Но страх и отвращение росли, заглушая голос здравого смысла.
И вдруг увидели, что он как-то странно поднялся из-за стола и сказал:
— Вы извините меня. Мне не хотелось бы нарушить ваш завтрак, но я лучше встану и пойду к себе. Пусть Даша отнесет мою чашку ко мне.
Он приветливо всем улыбнулся и покивал головою.
— Даша, возьмите мою чашку.
— Даша, — вскрикнули все поспешно и предупредительно.
И Даша, застыдившись, взяла и понесла за ним его чашку бульона. Под общим внимательным и осторожным взглядом он, сгорбившись, вышел из комнаты.
— Нет, Даша, чашку вы поставите сюда, — сказал он горничной, когда они пришли в его комнату. — Бульону я не буду пить. Мне от него сегодня что-то плохо. Но вы лучше помогите мне немного одеться. Я хочу выйти на воздух. Понимаете?
Она смотрела на него широко раскрытым, недоумевающим взглядом. В одной руке у нее была тарелка.
— Пойдемте-ка в переднюю. Вот достаньте мой котелок и галоши. Дайте-ка мне котелок сюда.
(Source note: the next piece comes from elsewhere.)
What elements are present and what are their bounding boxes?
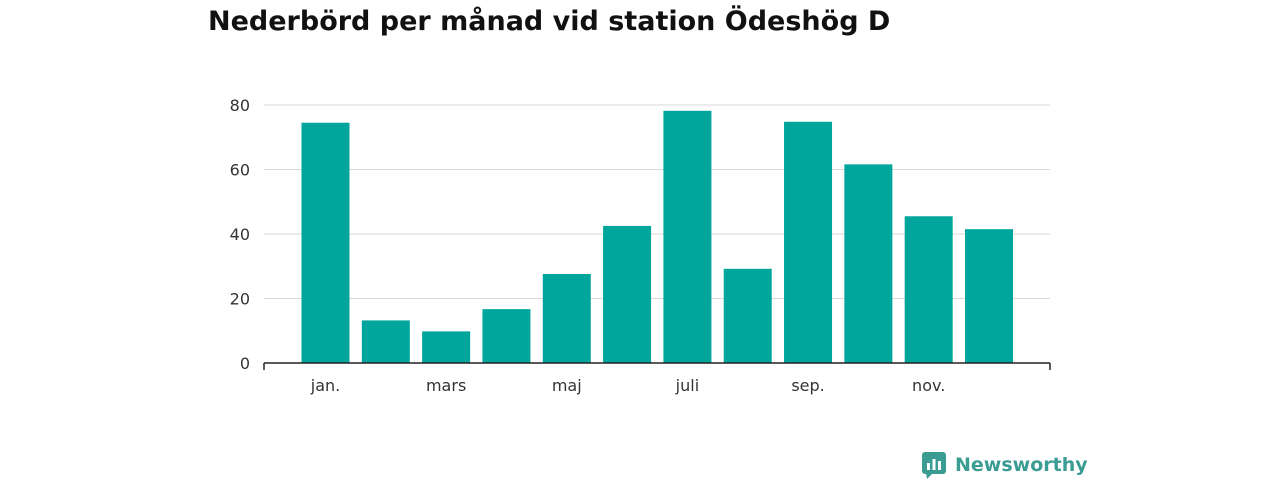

Сильно запылился.
И он собственноручно, взяв щетку, почистил его.
— Вот так. Теперь подайте-ка мне пальто. И никому не говорите, Даша, что я ушел. Слышите, милая Даша, я вас прошу об этом. Никому не говорите, нельзя. Вы скажете, Даша? — продолжал он, понизив голос и невольно оглядываясь. — Но я вас прошу этого не делать. Пусть они себе спокойно завтракают. Их не надо беспокоить…
— Господи, барин, что с вами? — испуганно сказала Даша.
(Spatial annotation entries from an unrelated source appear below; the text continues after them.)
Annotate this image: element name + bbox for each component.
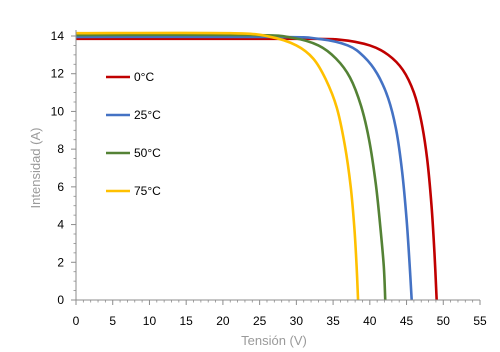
- y-tick-label: 14: [51, 29, 65, 43]
- y-tick-label: 10: [51, 104, 65, 118]
- y-tick-label: 12: [51, 67, 65, 81]
- x-tick-label: 55: [473, 314, 487, 328]
- x-tick-label: 15: [180, 314, 194, 328]
- ticks: 0 5 10 15 20 25 30 35 40 45 50 55 0 2 4 6 8 10 12 14: [51, 29, 487, 328]
- x-tick-label: 40: [363, 314, 377, 328]
- x-tick-label: 35: [326, 314, 340, 328]
- x-axis-title: Tensión (V): [241, 333, 307, 348]
- x-tick-label: 20: [216, 314, 230, 328]
- y-tick-label: 8: [57, 142, 64, 156]
- series-line-3: [75, 31, 360, 301]
- x-tick-label: 50: [437, 314, 451, 328]
- y-tick-label: 4: [57, 218, 64, 232]
- legend-label: 75°C: [134, 184, 161, 198]
- x-tick-label: 0: [73, 314, 80, 328]
- legend-label: 25°C: [134, 108, 161, 122]
- series-line-2: [75, 33, 387, 301]
- axes: [75, 30, 480, 301]
- x-tick-label: 5: [109, 314, 116, 328]
- y-tick-label: 2: [57, 255, 64, 269]
- y-tick-label: 6: [57, 180, 64, 194]
- x-tick-label: 30: [290, 314, 304, 328]
- x-tick-label: 25: [253, 314, 267, 328]
- legend-label: 50°C: [134, 146, 161, 160]
- x-tick-label: 45: [400, 314, 414, 328]
- legend-label: 0°C: [134, 70, 154, 84]
- y-axis-title: Intensidad (A): [28, 128, 43, 209]
- x-tick-label: 10: [143, 314, 157, 328]
- legend: 0°C 25°C 50°C 75°C: [106, 70, 161, 198]
- plot-lines: [75, 31, 438, 301]
- y-tick-label: 0: [57, 293, 64, 307]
— Ничего, милая Даша, ровно ничего… Но только я вас прошу. Тише, пожалуйста, тише. Это моя к вам просьба, милая Даша. Ивану Кузьмичу передайте мое извинение. Я немного пройдусь по улице… вот туда…
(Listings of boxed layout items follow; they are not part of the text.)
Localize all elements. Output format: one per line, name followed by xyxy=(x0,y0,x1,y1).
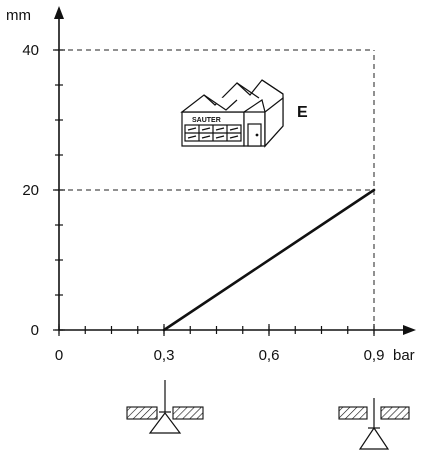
x-tick-label: 0,3 xyxy=(154,347,175,364)
valve-closed-icon xyxy=(126,380,204,434)
factory-icon xyxy=(180,79,284,148)
y-tick-label: 0 xyxy=(31,322,39,339)
x-tick-label: 0,6 xyxy=(259,347,280,364)
y-axis-title: mm xyxy=(6,7,31,24)
factory-label: E xyxy=(297,104,308,121)
y-axis-arrow xyxy=(54,6,64,19)
x-axis-title: bar xyxy=(393,347,415,364)
valve-open-icon xyxy=(338,398,410,450)
y-tick-label: 40 xyxy=(22,42,39,59)
factory-brand-text: SAUTER xyxy=(192,117,221,124)
y-tick-label: 20 xyxy=(22,182,39,199)
x-axis-arrow xyxy=(403,325,416,335)
x-tick-label: 0 xyxy=(55,347,63,364)
x-tick-label: 0,9 xyxy=(364,347,385,364)
series-line xyxy=(162,188,376,332)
Худой, с землисто-желтым цветом лица, судорожно дышащий он был еще более страшен теперь в котелке и драповом пальто и галошах. И только одни его умоляющие по-детски глаза еще продолжали жить.
— Я боюсь, — сказала Даша. — Меня барыня забранят.
Ему жаль стало горничной, и он в смущении замолчал.
— Ну-к, с вами что случится на улице, — проговорила она и отвернувшись и полузакрыв лицо фартуком, всхлипнула.
Потом вытерла глаза и, вглядевшись в его просящее лицо, точно поняла что-то и сказала точно большая маленькому:
— Ну, идите уж… только, барин, дорогой… Я уж не буду запирать, а через минутку приду сюда… поглядеть за вами.
— Нет, нет, нет, Даша.
Он немного испугался и рассердился.
— Ты запри за мною, как следует. Как запирала всегда. На замок.
И опять было столько униженной и страстной мольбы в его странно живых, беспокойно бегающих глазах, что она опять поколебалась.
— Ох уж и не знаю. Запру коли… через пять минут придете?
— Нет, нет, Даша, немного подольше. Ну, отопри скорее.
— Право, полежали бы лучше, — сказала она в виде последней попытки, поворачивая в двери ключ. — А я бы у вас форточку отворила. Перешли бы пока в гостиную…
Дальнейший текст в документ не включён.